Uno di questi, che Sessa Aurunca gelosamente nasconde, è la Chiesa si San
Carlo Borromeo. Datare i vari periodi storici è arduo, ma di certo è che
intorno al secolo XII, “nel borgo inferiore” sorgeva una Cappella dedicata
al culto della Beata Vergine della Neve. Nell’arco di tempo fra il 1211 e
il 1253, epoca in cui San Francesco d’Assisi dimorò nella città di Sessa,
un proselito di frati ampliò e trasformò la già esistente cappella in un
protoconventino intitolato al culto di San Francesco “dei pignatari”.
Nell’anno
1615, fu fondata una “compagnia di laici” – l’attuale Confraternita – la
quale, sotto il patrocinio dei nobili governatori De Honuphriis, Rossi e
Sorgente, ampliò nuovamente l’intera struttura. Nel 1995 fu riportata alla
luce un’iscrizione marmorea che ci tramanda le memorie serafiche, con
l’attenta lettura è indicata con esattezza storica l’anno del miracolo di
San Francesco a Sessa. MCCXI è l’anno in cui furono ultimati i lavori
della nuova chiesa: “IN CULTUM DI: CAROLI BORRHOMAEI ERECTO NUNC DE NUO.../AB
ORBE REDEMPTO/MDCCLV”.
Rivisitando i vari periodi storici, l’attento visitatore può notare come
l’intera struttura si presenta composta da due distinti corpi di fabbrica:
una parte superiore e una parte inferiore dove nette sono le differenze
artistiche e funzionali.
Oggi
la parte superiore presenta una facciata barocca con campanile a due
ordini, provvisto di finestre mistilinee e una cuspide piriforme.
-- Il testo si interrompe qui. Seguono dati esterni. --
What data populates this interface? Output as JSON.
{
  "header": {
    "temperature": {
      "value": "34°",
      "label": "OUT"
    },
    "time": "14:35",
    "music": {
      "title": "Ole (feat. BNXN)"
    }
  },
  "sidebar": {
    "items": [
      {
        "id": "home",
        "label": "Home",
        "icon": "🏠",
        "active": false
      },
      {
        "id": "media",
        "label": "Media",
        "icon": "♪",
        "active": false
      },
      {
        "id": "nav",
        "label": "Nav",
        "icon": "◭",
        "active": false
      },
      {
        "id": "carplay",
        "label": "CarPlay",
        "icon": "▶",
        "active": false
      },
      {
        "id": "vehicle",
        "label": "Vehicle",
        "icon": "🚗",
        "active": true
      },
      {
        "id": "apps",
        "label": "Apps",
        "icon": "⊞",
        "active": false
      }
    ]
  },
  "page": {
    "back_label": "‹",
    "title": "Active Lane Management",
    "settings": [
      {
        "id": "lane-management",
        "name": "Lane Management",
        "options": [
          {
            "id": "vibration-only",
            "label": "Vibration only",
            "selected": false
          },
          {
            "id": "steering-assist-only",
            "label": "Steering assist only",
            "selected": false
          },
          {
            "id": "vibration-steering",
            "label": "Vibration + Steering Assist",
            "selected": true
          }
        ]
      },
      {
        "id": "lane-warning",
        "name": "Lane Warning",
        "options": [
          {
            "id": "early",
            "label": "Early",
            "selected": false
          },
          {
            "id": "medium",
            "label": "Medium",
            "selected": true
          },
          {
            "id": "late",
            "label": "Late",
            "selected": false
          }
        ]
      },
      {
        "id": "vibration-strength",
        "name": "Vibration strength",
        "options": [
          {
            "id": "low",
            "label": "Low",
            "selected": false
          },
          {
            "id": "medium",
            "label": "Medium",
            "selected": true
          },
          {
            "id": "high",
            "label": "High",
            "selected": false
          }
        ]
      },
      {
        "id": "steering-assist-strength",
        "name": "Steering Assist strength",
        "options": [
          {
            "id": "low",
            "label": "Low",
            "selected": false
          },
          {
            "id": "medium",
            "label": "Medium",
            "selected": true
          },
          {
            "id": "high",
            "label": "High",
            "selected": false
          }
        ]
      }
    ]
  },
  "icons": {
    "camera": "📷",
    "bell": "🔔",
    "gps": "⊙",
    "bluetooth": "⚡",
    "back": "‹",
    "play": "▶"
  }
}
L’interno è a navata unica con volta a botte lunettata e unghie. Presenta
quattro cappelle, due per lato, con capitelli decorati con foglie d’acanto
rovesciante. La prima cappella a destra presenta una tela del ‘700
raffigurante la “Madonna con Bambino tra i Santi Agostino e Lazzaro”, la
seconda custodisce il “gruppo della Deposizione”.
Le cappelle alla sinistra contengono una il busto ligneo raffigurante "San
Giuseppe con bambino", l’altra è dedicata al culto del Santo dei poveri
“San Lazzaro”.
Sopra
la porta d’ingresso di notevole pregio artistico vi è la cantoria lignea.
Il presbiterio privo di cupola presenta un altare in marmi policromi con
una tela raffigurante “San Carlo Borromeo durante l’atto perenne
d’adorazione”.
Sui due lati, di notevole interesse, sono raffigurati in due ovali il
regnante Carlo III e sua moglie Maria Luisa. La pavimentazione dell’intero
complesso è in maioliche del XVIII secolo con decorazioni di foglie, fiori
e conchiglie. La sagrestia presenta sul fondo una tela del ‘700: “La
Vergine della Neve con Bambino tra Santi Agostino e Carlo Borromeo” e una
volta a padiglione nella quale sono presenti tracce d’affreschi.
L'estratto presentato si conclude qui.